The market’s relief over Infosys’s withdrawal from the Axon acquisition is also evident from the performance of HCL Technologies Ltd’s shares, which fell by as much as 9.3%. HCL’s bid of 650 pence a share for Axon was already high, but looks worse in light of the deterioration in the global economy and falling asset prices.

In other words, but for the relieving news on its bid for Axon, Infosys shares could have fallen much more. Another factor that worked in the company’s favour was low valuations. Based on the low its shares hit on Friday, Infosys was valued at just 10.3 times expected earnings for the current year.

Based on Friday’s close, Infosys shares are now valued 12.1 times estimated fiscal 2009 earnings.

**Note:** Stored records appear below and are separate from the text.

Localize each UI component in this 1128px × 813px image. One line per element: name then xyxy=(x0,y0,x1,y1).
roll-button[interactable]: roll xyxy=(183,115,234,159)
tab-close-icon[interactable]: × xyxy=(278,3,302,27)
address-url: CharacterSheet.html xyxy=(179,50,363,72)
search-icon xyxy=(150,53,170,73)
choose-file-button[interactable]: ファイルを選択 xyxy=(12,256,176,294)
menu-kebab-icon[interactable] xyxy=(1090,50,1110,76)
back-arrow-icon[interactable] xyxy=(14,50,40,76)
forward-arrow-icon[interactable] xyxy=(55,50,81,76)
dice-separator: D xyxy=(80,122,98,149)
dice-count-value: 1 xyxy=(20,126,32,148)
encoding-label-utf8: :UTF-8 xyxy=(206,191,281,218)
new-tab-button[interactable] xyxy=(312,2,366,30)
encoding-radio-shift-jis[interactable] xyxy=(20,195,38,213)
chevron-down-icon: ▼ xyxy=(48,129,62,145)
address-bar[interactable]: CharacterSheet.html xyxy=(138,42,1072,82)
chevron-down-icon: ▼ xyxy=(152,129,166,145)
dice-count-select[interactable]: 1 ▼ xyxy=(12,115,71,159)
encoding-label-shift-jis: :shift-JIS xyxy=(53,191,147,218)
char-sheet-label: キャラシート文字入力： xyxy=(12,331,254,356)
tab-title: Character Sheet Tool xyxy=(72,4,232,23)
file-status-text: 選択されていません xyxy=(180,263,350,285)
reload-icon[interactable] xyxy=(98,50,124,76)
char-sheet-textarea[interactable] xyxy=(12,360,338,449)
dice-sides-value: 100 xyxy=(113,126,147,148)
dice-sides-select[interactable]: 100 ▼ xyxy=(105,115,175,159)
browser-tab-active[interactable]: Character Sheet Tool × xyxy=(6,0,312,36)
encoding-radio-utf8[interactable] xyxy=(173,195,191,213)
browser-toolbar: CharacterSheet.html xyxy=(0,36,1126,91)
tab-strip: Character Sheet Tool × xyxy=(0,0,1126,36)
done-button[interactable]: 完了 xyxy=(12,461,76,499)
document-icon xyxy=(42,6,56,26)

Note that revenues have grown by 22% and core earnings by over 30% in the first six months of the current year in dollar terms, i.e. even without accounting for the benefit of the sharp rupee depreciation.

But even the company now expects growth to contract sharply. In July, Infosys’ annual guidance implied that revenues in the second half of the year would grow by 20%, slightly lower than the growth in the first half. Its current view implies a growth of less than 10%. But note that about half of that contraction is on account of a sharp appreciation of the dollar versus other currencies such as the euro and pound, which now account for a large proportion of the company’s revenues. If one were to adjust for the impact of these currency movements, the core growth expectation has dropped to 15%, which, too, is a substantial deceleration.

V. Balakrishnan, chief financial officer of Infosys, says that this drop reflects the change in the global environment in the last four weeks. The large extent of capital contraction, he says, will not only impact financial services firms, but the contagion could spread to the retail industry because of a drop in consumer confidence, and eventually to manufacturers. Besides, the European region, which was till recently a safe haven, has begun to get affected badly as well. These circumstances explain Infosys’s cautious outlook for the rest of the year.

The bigger issue, however, is that global problems are only intensifying and the full impact of some of these issues will be felt by Indian IT firms only a few quarters later. The financial year 2009-10 targets of most IT analysts are rather bullish, and don’t seem to reflect these ground realities.

Infosys’ cautious guidance suggests that there is ample room for disappointment, at least as far as next year’s estimates go.